A minimal-dependency variant for use inside the dependency graph of core classes. Typically a subset of the full API, no dependencies on other framework classes beyond the root boop, and focused on the one or two operations that matter for the intended caller. Examples:

Collection::Map::Simple – plain key-value hash with set/get/has/keys, no ordering, no delimiters, no Iterator.
Config::Simple – flat key=value parser with # comments and blank-line skipping. No INI sections, no object wrapper, no round-trip.

`Class::Fast`

An optimized-hot-path variant. Already demonstrated by Collection::Map::Fast (flat compound-key store, O(1) get/set, no insertion ordering). The conventional signal is “this sacrifices features for speed.”

What the convention is NOT

Not a mandate. Most classes will have neither variant.
Not a symmetry requirement. A class can have ::Simple without ::Fast, or vice versa.
Not the same as inheritance. The variants don’t share an inheritance chain – each implements what it needs directly.

Class Properties (static/instance)

Design decision (settled): No implicit fallback. Java/C#/Ruby model.

$obj.prop reads the instance’s own value from __boop_static["${objId}.${prop}"]
ClassName.prop reads the class value from __boop_static["${className}.${prop}"]
These are independent. Setting one doesn’t affect the other.
If a developer wants inherited defaults, they call $obj.inheritValueFor prop in their constructor – explicit, not magic.

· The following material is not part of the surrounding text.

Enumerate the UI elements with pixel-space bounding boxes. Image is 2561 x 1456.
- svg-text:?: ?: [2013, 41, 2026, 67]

Constructor Preamble: `into=` Guard

Any constructor (or method) that receives into= from its caller AND calls other framework code internally must save and clear into at the top to prevent leakage into subcalls:

MyClass.new() {
  local __MyClass_new_into="${into:-}"; into=''
  # ... internal work ...
  boop.pass "$_Self" ${__MyClass_new_into:+$__MyClass_new_into}
}

See docs/GOTCHAS.md “Environment Prefix Leakage” for the full explanation of why this is necessary.